New clearinghouses for research on the 'media kid'

No one is going to be able to say anything meaningful about these two huge categories called “kids” and “media” until they dig into the complexities underlying each category. Two new resources can help.

Both resources take distinct, and somewhat opposing, slants on how to think about the interplay of media and childhood. The Center for Media and Child Health has something of a physician’s perspective – hyper-alert for signs that technology may be leading kids’ astray. The Cooney Center has a rosier view of technology, no doubt instilled by the success of Sesame Street via television. I plan to keep tabs on both – and if you see any other clearinghouses I should know about, send them my way.

A call to fill the edu-game gap

Video games, proponents insist, are good at training kids to think strategically and spatially. But are they doing much to help children learn to read, excel in math, or pique their interest in the vast questions of science or social studies?

No, says a new report from the Joan Ganz Cooney Center at Sesame Workshop. “Although casual gaming has emerged as a significant trend, there are very few educational video games” for children 3 to 11 years old. The report considered the features of scores of products – including web sites, virtual worlds, computer software and video games – and concluded with a call to “fill a gap in the market” by making more education-based games.
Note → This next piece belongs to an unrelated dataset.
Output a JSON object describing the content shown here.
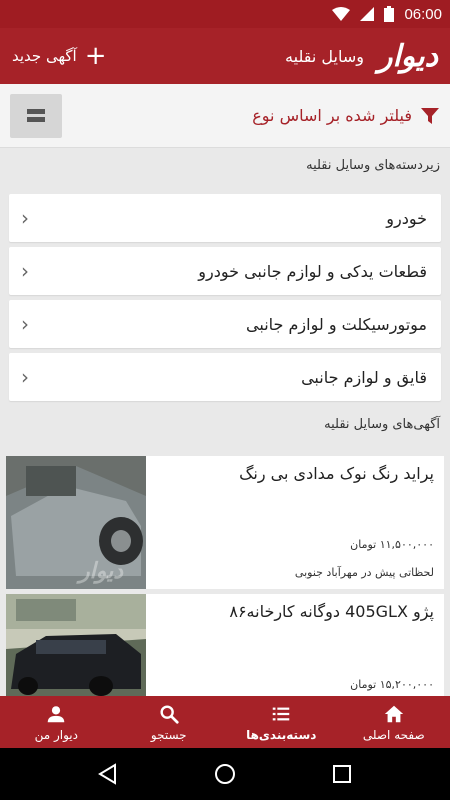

The answer, the report suggests, isn’t to simply insert phonics drills or multiple-choice quizzes into videogames. The report’s author, Carly Shuler, a Cooney fellow and recent graduate of the Harvard Graduate School of Education with a background in new media, suggests harnessing the energy behind the development of “Web/toy hybrids,” like WebKinz, to create new educational spaces.

I think about my brother-in-law, now 11, who can spend hours inside World of Warcraft, paging through complicated maps of fantasy worlds and plotting new missions. What if those maps were of, say, the Middle East? What if the mission was to pull together two warring factions with as little bloodshed as possible?

But I may be asking a lot, given that some online worlds are being considered, at the moment, as potential avenues for commercialism, not cognitive heroics. Shuler’s report warns of the “unprecedented opportunity for commercial marketing” in such virtual worlds and hints that immersive advertising to kids is just around the corner.